Lynette Harper watches a powerful Egyptian documentary. Reprinted with permission from the Middle Eastern Dance Association newsletter, Sahda, August 2016.
Dancers is a mesmerizing film set in Cairo. But don’t expect to see the gorgeous costumes or inspiring performances that grace most films made about Egyptian belly dance. Director Celame Barge takes us deep into the lives and struggles of the working dancers of Mohammed Ali Street, revealing daily struggles and difficult choices. We follow them as they walk along crowded Cairo streets at night, down squalid corridors in markets and nightclubs. We watch them carefully applying make-up in their bedrooms, at the hairdressers, and in back rooms before they arrive on stage.
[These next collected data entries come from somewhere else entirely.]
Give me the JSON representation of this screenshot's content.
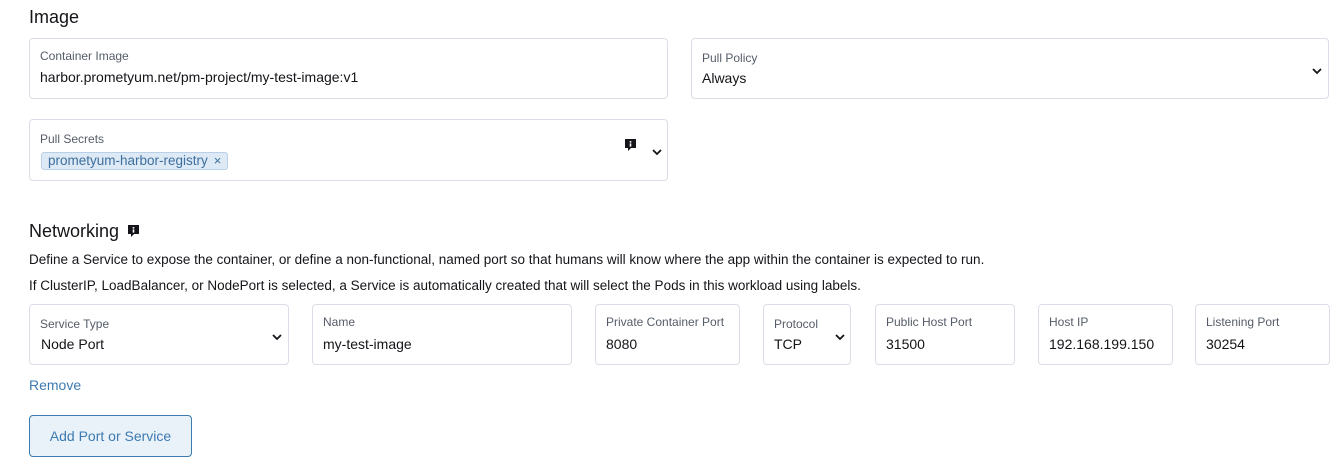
{
  "image_section": {
    "title": "Image",
    "container_image": {
      "label": "Container Image",
      "value": "harbor.prometyum.net/pm-project/my-test-image:v1"
    },
    "pull_policy": {
      "label": "Pull Policy",
      "value": "Always"
    },
    "pull_secrets": {
      "label": "Pull Secrets",
      "tags": [
        "prometyum-harbor-registry"
      ],
      "remove_glyph": "×"
    }
  },
  "networking": {
    "title": "Networking",
    "description_1": "Define a Service to expose the container, or define a non-functional, named port so that humans will know where the app within the container is expected to run.",
    "description_2": "If ClusterIP, LoadBalancer, or NodePort is selected, a Service is automatically created that will select the Pods in this workload using labels.",
    "service_type": {
      "label": "Service Type",
      "value": "Node Port"
    },
    "name": {
      "label": "Name",
      "value": "my-test-image"
    },
    "private_container_port": {
      "label": "Private Container Port",
      "value": "8080"
    },
    "protocol": {
      "label": "Protocol",
      "value": "TCP"
    },
    "public_host_port": {
      "label": "Public Host Port",
      "value": "31500"
    },
    "host_ip": {
      "label": "Host IP",
      "value": "192.168.199.150"
    },
    "listening_port": {
      "label": "Listening Port",
      "value": "30254"
    },
    "remove_label": "Remove",
    "add_button_label": "Add Port or Service"
  },
  "icons": {
    "chevron": "chevron-down-icon",
    "info": "info-icon",
    "tag_remove": "close-icon"
  },
  "colors": {
    "border": "#dcdee7",
    "link": "#3d7ab0",
    "tag_bg": "#dde9f5",
    "text": "#141419",
    "label": "#555c68"
  }
}
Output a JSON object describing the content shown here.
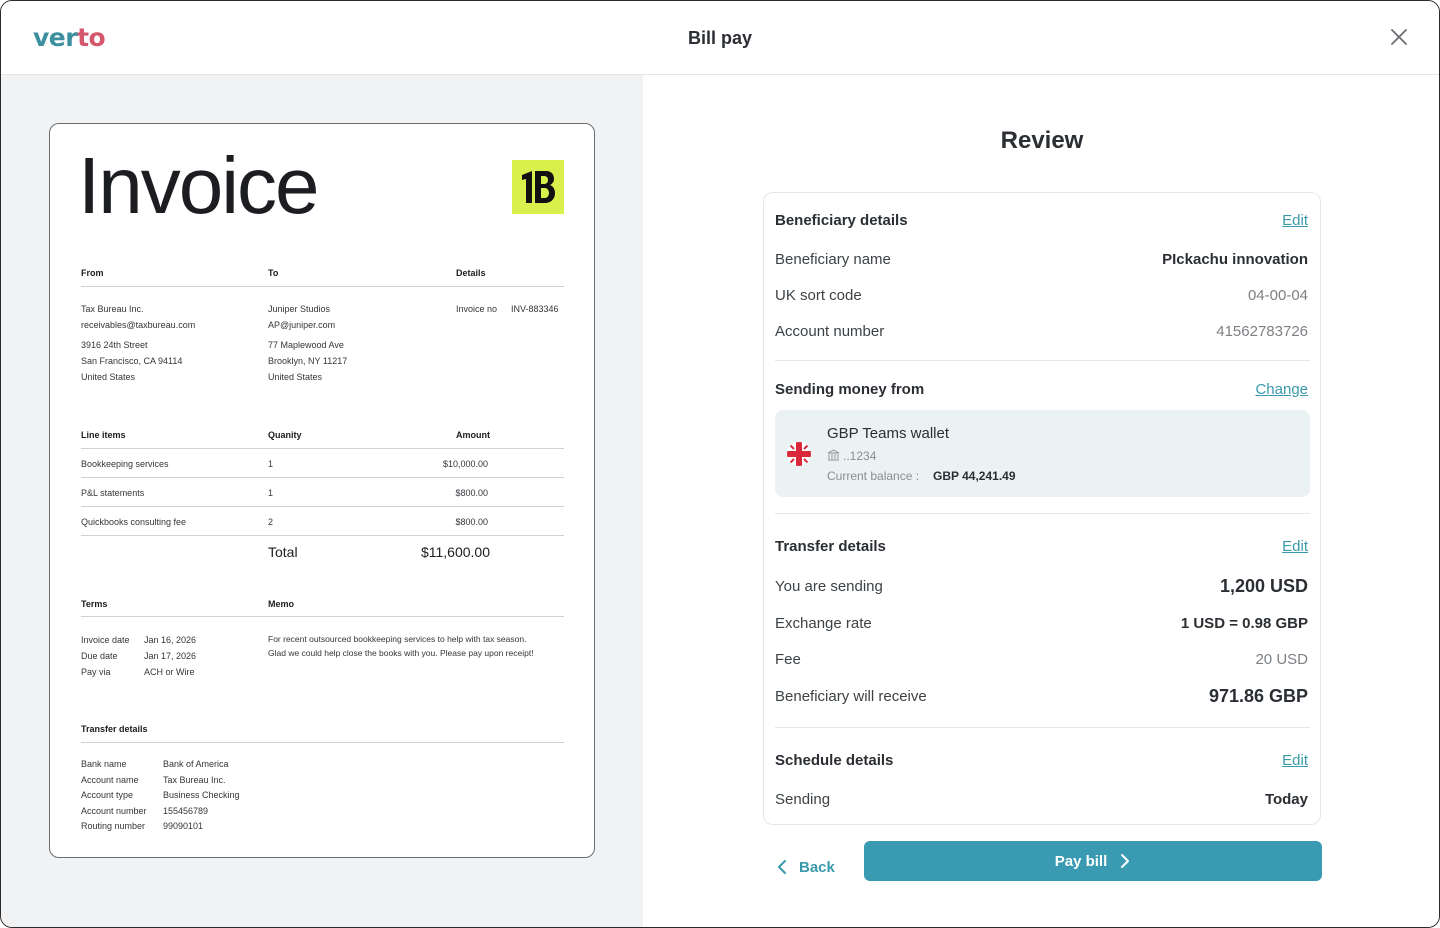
{
  "app": {
    "logo_part1": "ver",
    "logo_part2": "to",
    "title": "Bill pay"
  },
  "invoice": {
    "title": "Invoice",
    "from_label": "From",
    "to_label": "To",
    "details_label": "Details",
    "from_lines": [
      "Tax Bureau Inc.",
      "receivables@taxbureau.com"
    ],
    "from_address": [
      "3916 24th Street",
      "San Francisco, CA 94114",
      "United States"
    ],
    "to_lines": [
      "Juniper Studios",
      "AP@juniper.com"
    ],
    "to_address": [
      "77 Maplewood Ave",
      "Brooklyn, NY 11217",
      "United States"
    ],
    "invoice_no_label": "Invoice no",
    "invoice_no": "INV-883346",
    "line_items_label": "Line items",
    "quantity_label": "Quanity",
    "amount_label": "Amount",
    "items": [
      {
        "name": "Bookkeeping services",
        "qty": "1",
        "amount": "$10,000.00"
      },
      {
        "name": "P&L statements",
        "qty": "1",
        "amount": "$800.00"
      },
      {
        "name": "Quickbooks consulting fee",
        "qty": "2",
        "amount": "$800.00"
      }
    ],
    "total_label": "Total",
    "total": "$11,600.00",
    "terms_label": "Terms",
    "memo_label": "Memo",
    "terms": [
      {
        "label": "Invoice date",
        "value": "Jan 16, 2026"
      },
      {
        "label": "Due date",
        "value": "Jan 17, 2026"
      },
      {
        "label": "Pay via",
        "value": "ACH or Wire"
      }
    ],
    "memo": [
      "For recent outsourced bookkeeping services to help with tax season.",
      "Glad we could help close the books with you. Please pay upon receipt!"
    ],
    "transfer_label": "Transfer details",
    "transfer": [
      {
        "label": "Bank name",
        "value": "Bank of America"
      },
      {
        "label": "Account name",
        "value": "Tax Bureau Inc."
      },
      {
        "label": "Account type",
        "value": "Business Checking"
      },
      {
        "label": "Account number",
        "value": "155456789"
      },
      {
        "label": "Routing number",
        "value": "99090101"
      }
    ]
  },
  "review": {
    "title": "Review",
    "beneficiary": {
      "heading": "Beneficiary details",
      "edit": "Edit",
      "name_label": "Beneficiary name",
      "name": "PIckachu innovation",
      "sort_label": "UK sort code",
      "sort": "04-00-04",
      "acct_label": "Account number",
      "acct": "41562783726"
    },
    "source": {
      "heading": "Sending money from",
      "change": "Change",
      "wallet_name": "GBP Teams wallet",
      "wallet_acct": "..1234",
      "balance_label": "Current balance :",
      "balance": "GBP 44,241.49"
    },
    "transfer": {
      "heading": "Transfer details",
      "edit": "Edit",
      "sending_label": "You are sending",
      "sending": "1,200 USD",
      "rate_label": "Exchange rate",
      "rate": "1 USD = 0.98 GBP",
      "fee_label": "Fee",
      "fee": "20 USD",
      "receive_label": "Beneficiary will receive",
      "receive": "971.86 GBP"
    },
    "schedule": {
      "heading": "Schedule details",
      "edit": "Edit",
      "sending_label": "Sending",
      "sending": "Today"
    },
    "back": "Back",
    "pay": "Pay bill"
  },
  "colors": {
    "accent": "#3a9ab2",
    "logo_teal": "#3b8f9e",
    "logo_pink": "#d4576b",
    "invoice_logo": "#d9ef4c"
  }
}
One of the first women we meet is preparing to perform. While dressing, she chats with women of the wedding party about life, work, and her husband. The women help to fix her outfit, give her a pin to secure the dress over her bra, and compliment her well-shaped breasts – before noticing that they benefit from extra padding. Two young men stop by to snap photos on their phones, and young girls hover about asking to join the dancing: “There are no women who can’t dance.” So she first dances for women, teens, and young girls in a small room before entering the large, garishly decorated wedding space packed with men. Onstage she works hard to prevent enthusiastic men from touching her or from making overtly sexual moves.